If we move around to the equator where the dip is zero, pretty much the entire magnetic field id in th horizontal plane, so now if our field strength is 50K but the dip is zero, our horizontal componet s 50Kcos(0) , which is 50K. Now if we get close to the same external distortion as above the impact on our measuremnt would be significantly less so we can get a better measurment relative to magnetic north with the same interference and being further away from te magnetic north pole in a weaker field.
Fixed title-changed “in” to “is”.
Guys, guys, guys, you’re over thinking this. Everyone knows north is that way ^
It can change seasonally? How does that work?
(I note that the Wiki article on declination doesn’t mention this.)
Exactly.

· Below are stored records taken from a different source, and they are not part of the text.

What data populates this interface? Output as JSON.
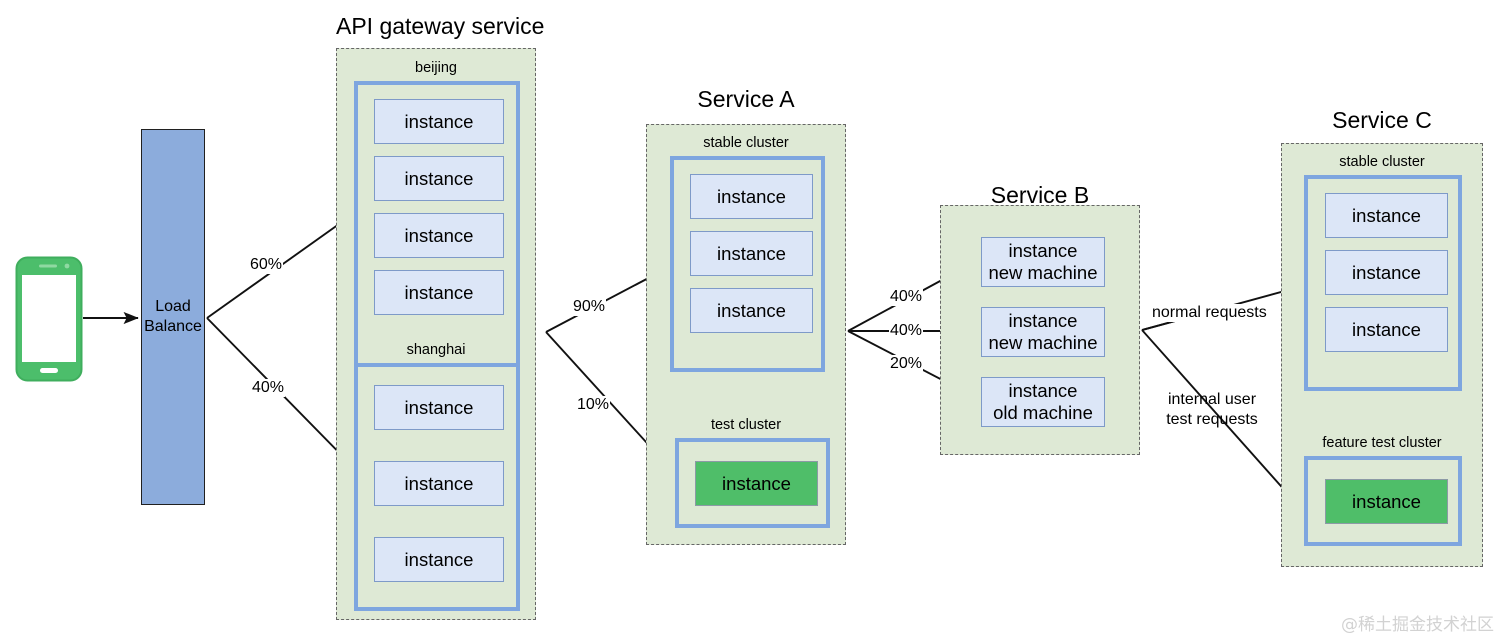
{
  "diagram": {
    "title_watermark": "@稀土掘金技术社区",
    "labels": {
      "instance": "instance",
      "instance_new_machine_l1": "instance",
      "instance_new_machine_l2": "new machine",
      "instance_old_machine_l1": "instance",
      "instance_old_machine_l2": "old machine"
    }
  },
  "client": {
    "name": "mobile-phone",
    "color": "#4CBE6B"
  },
  "load_balancer": {
    "label_line1": "Load",
    "label_line2": "Balance",
    "color": "#8CACDC"
  },
  "groups": [
    {
      "id": "api-gateway",
      "title": "API gateway service",
      "clusters": [
        {
          "id": "beijing",
          "label": "beijing",
          "instances": [
            {
              "text": "instance",
              "kind": "blue"
            },
            {
              "text": "instance",
              "kind": "blue"
            },
            {
              "text": "instance",
              "kind": "blue"
            },
            {
              "text": "instance",
              "kind": "blue"
            }
          ]
        },
        {
          "id": "shanghai",
          "label": "shanghai",
          "instances": [
            {
              "text": "instance",
              "kind": "blue"
            },
            {
              "text": "instance",
              "kind": "blue"
            },
            {
              "text": "instance",
              "kind": "blue"
            }
          ]
        }
      ]
    },
    {
      "id": "service-a",
      "title": "Service A",
      "clusters": [
        {
          "id": "a-stable",
          "label": "stable cluster",
          "instances": [
            {
              "text": "instance",
              "kind": "blue"
            },
            {
              "text": "instance",
              "kind": "blue"
            },
            {
              "text": "instance",
              "kind": "blue"
            }
          ]
        },
        {
          "id": "a-test",
          "label": "test cluster",
          "instances": [
            {
              "text": "instance",
              "kind": "green"
            }
          ]
        }
      ]
    },
    {
      "id": "service-b",
      "title": "Service B",
      "clusters": [
        {
          "id": "b-main",
          "label": "",
          "instances": [
            {
              "line1": "instance",
              "line2": "new machine",
              "kind": "blue"
            },
            {
              "line1": "instance",
              "line2": "new machine",
              "kind": "blue"
            },
            {
              "line1": "instance",
              "line2": "old machine",
              "kind": "blue"
            }
          ]
        }
      ]
    },
    {
      "id": "service-c",
      "title": "Service C",
      "clusters": [
        {
          "id": "c-stable",
          "label": "stable cluster",
          "instances": [
            {
              "text": "instance",
              "kind": "blue"
            },
            {
              "text": "instance",
              "kind": "blue"
            },
            {
              "text": "instance",
              "kind": "blue"
            }
          ]
        },
        {
          "id": "c-feature",
          "label": "feature test cluster",
          "instances": [
            {
              "text": "instance",
              "kind": "green"
            }
          ]
        }
      ]
    }
  ],
  "edges": [
    {
      "id": "client-to-lb",
      "label": ""
    },
    {
      "id": "lb-to-beijing",
      "label": "60%"
    },
    {
      "id": "lb-to-shanghai",
      "label": "40%"
    },
    {
      "id": "gw-to-a-stable",
      "label": "90%"
    },
    {
      "id": "gw-to-a-test",
      "label": "10%"
    },
    {
      "id": "a-to-b1",
      "label": "40%"
    },
    {
      "id": "a-to-b2",
      "label": "40%"
    },
    {
      "id": "a-to-b3",
      "label": "20%"
    },
    {
      "id": "b-to-c-stable",
      "label": "normal requests"
    },
    {
      "id": "b-to-c-feature-l1",
      "label": "internal user"
    },
    {
      "id": "b-to-c-feature-l2",
      "label": "test requests"
    }
  ]
}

The easiest way to find north is simply to follow a river upstream.
The earths magnetic field is not as symmetrical as is often portrayed and the magnetic pole wobbles around and its position on the earths surface changes.
As its position changes, its location relative to true north changes, hence the magnectic declination (angle between true north and meagnetic north) changes.
This change is pretty small but is of interest to surveyors and anyone making accurate magnetic measurements. Several programs exist in which one types ones lat and long, altitude and date and the program provides the predicted earths magnetic field strength, dip and declination.
Have a look here
(NOAA and British geological Survey and a couple of other gov organizations.)
http://www.ngdc.noaa.gov/seg/WMM/data/TRWMM_2005.pdf
nb 8 meg pdf
for a paper on how it the earths field is measured and modeled. The intro also discusses the mechanisms for the changes in the earths magnetic field, but to take a short extract
Scroll down to page 65 and you will see a contour map of the predicted declination changes over the year 2005 to 2010.
here for the single map
http://www.ngdc.noaa.gov/seg/WMM/data/wmm-Dsv05.pdf
nb 350k pdf
When very high accuracy magnetic survey measurements are required, a ground station can be set up where the exact field strength, dip and declination measurements can be made and, by knowing the time the magnetic survey measurements were made in the field, those measurements can be corrected to a very high accuracy, almost approaching gyro survey tools.
or look for the moss on tree trunks. 
[Doctor Who] Lots of planets have a north. [/Doctor Who]
In New England Moss is usually found in the end-zone.
In the southern hemisphere moss is found on the south side of the tree trunk on account of the south side being a cool and shady sort of place. Northern hemisperical lichen seeking compassless people beware.